Tra i fermati figura Federica Mogherini, già Alta rappresentante dell’Unione per la politica estera e la sicurezza e attuale rettrice del Collegio. Con lei è stato fermato anche Stefano Sannino, per anni segretario generale del Servizio per l’Azione Esterna e oggi direttore generale della Direzione della Commissione europea che segue il Medio Oriente e il Nord Africa. I due sono al centro della stessa indagine che ipotizza reati di frode negli appalti pubblici, corruzione e conflitto di interessi. Le autorità belghe intendono verificare eventuali irregolarità nella gestione di progetti finanziati con fondi Ue e possibili rapporti privilegiati nella partecipazione a bandi e procedure interne.
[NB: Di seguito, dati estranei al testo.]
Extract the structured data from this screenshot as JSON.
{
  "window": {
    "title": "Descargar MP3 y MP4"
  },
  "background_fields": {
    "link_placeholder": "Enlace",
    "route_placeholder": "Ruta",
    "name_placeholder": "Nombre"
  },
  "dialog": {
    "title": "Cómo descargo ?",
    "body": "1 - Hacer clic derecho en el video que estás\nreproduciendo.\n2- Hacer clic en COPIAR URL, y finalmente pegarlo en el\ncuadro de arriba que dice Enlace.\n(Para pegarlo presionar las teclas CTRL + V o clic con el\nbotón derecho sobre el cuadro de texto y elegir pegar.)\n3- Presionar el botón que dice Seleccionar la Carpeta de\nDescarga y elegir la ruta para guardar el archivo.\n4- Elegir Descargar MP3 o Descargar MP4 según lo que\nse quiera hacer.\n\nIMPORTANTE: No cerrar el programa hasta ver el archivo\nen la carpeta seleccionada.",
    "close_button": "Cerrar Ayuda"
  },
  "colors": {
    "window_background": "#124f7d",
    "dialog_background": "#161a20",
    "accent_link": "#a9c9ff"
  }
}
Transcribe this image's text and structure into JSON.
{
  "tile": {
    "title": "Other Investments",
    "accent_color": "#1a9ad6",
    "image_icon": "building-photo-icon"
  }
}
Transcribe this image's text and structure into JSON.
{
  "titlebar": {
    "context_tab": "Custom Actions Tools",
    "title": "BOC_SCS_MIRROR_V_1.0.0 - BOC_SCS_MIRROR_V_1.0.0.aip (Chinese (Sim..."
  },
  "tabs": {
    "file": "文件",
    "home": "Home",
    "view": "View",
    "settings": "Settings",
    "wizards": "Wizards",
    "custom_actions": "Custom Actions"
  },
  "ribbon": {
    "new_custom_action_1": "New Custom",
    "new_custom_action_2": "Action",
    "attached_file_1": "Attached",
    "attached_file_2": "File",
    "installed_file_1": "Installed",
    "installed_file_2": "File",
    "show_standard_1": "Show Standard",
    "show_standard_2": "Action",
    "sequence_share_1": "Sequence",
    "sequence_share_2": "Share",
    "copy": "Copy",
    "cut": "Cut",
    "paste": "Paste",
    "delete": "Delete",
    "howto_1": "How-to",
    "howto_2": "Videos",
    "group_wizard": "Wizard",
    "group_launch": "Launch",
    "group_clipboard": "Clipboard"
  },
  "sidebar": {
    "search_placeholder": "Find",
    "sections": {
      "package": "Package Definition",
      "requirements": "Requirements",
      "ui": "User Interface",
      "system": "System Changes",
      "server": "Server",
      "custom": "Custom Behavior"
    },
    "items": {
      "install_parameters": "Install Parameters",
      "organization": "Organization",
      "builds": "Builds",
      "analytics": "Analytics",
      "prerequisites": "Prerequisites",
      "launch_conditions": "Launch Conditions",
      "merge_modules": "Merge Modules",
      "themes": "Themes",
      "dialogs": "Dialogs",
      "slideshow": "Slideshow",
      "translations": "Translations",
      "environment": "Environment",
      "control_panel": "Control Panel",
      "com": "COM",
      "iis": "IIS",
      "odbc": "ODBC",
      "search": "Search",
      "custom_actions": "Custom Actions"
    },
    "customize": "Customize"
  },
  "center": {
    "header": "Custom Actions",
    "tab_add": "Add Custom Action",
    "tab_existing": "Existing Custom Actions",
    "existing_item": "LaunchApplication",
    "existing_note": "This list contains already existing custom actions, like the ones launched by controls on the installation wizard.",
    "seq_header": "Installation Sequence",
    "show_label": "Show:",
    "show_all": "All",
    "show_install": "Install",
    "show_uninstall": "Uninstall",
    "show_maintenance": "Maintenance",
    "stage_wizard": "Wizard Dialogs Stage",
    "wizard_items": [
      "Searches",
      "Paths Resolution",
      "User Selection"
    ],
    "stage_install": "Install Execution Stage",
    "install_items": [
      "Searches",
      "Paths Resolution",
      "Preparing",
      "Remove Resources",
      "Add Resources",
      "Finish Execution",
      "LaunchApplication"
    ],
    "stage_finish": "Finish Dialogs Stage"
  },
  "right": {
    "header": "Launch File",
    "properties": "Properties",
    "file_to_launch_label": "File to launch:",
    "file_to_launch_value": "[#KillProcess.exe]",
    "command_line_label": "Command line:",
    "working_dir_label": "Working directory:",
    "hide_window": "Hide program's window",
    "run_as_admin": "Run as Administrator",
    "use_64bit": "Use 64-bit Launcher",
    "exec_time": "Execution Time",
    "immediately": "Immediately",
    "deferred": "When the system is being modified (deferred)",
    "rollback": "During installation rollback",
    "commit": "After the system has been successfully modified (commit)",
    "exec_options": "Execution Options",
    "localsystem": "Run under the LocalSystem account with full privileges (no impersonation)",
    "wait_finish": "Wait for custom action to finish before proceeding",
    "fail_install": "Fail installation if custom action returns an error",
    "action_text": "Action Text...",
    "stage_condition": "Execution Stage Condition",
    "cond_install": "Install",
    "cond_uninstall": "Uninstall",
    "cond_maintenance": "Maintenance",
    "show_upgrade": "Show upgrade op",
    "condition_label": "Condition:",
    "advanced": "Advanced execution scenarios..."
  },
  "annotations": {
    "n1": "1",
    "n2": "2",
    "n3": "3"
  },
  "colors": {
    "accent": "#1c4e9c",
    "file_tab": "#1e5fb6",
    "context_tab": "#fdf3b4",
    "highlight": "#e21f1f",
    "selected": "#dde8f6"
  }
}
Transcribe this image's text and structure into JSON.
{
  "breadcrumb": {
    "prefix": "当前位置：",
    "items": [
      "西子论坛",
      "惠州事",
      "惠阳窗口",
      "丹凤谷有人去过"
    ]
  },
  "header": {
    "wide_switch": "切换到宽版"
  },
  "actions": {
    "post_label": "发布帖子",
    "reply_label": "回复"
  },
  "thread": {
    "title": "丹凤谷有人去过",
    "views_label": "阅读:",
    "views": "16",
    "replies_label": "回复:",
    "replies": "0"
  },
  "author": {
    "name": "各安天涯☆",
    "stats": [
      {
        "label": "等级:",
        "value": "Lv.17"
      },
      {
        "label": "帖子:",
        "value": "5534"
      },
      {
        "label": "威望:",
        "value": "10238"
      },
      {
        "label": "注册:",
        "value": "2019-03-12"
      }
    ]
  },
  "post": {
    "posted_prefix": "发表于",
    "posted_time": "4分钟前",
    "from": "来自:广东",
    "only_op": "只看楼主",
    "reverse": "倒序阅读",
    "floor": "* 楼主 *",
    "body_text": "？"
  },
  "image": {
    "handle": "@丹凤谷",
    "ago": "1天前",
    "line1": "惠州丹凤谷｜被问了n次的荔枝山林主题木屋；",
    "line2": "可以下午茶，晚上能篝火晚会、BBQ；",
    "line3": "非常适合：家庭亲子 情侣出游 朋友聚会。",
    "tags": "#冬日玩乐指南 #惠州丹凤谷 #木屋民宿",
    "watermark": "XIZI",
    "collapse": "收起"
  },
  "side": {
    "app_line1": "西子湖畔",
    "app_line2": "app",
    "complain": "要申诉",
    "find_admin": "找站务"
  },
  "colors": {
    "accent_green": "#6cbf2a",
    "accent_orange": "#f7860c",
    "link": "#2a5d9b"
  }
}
L’operazione, condotta con riserbo fino all’ultimo, ha avuto un impatto immediato sul piano politico e mediatico. Nel giro di poche ore le prime reazioni internazionali hanno acceso ulteriormente il clima.
Da Mosca, la portavoce del ministero degli Esteri Maria Zakharova ha colto l’occasione per attaccare frontalmente Bruxelles. Ha accusato l’Unione Europea di ignorare i propri problemi di corruzione mentre “continua a fare la predica agli altri”. Zakharova ha sostenuto che milioni di euro sarebbero finiti attraverso “canali della corruzione” verso Kiev e che la vicenda belga dimostrerebbe quanto tali meccanismi, a suo dire, siano noti e tollerati.
A Budapest, il governo ungherese non ha perso l’occasione per alimentare la polemica sullo stato di salute delle istituzioni europee. Il portavoce Zoltan Kovacs, in un commento diffuso sui social, ha definito l’indagine “un altro giorno, un altro shock”, evocando l’immagine di un’Unione che predica sullo stato di diritto mentre appare, a suo giudizio, più simile alla trama di una serie poliziesca che a una macchina amministrativa efficiente. Kovacs ha parlato di “irruzioni all’alba”, documenti sequestrati, indizi di frode e corruzione come di una sequenza che “non ti inventeresti nemmeno”.
Il fronte politico europeo attende ora gli sviluppi ufficiali dell’inchiesta belga, che nelle prossime ore dovrà chiarire i contorni delle accuse e le ragioni dei provvedimenti presi. L’onda d’urto, nel frattempo, ha già superato i confini dell’indagine giudiziaria, trasformandosi in un caso politico che rischia di incidere sulla credibilità delle istituzioni comunitarie in un momento di grande fragilità internazionale.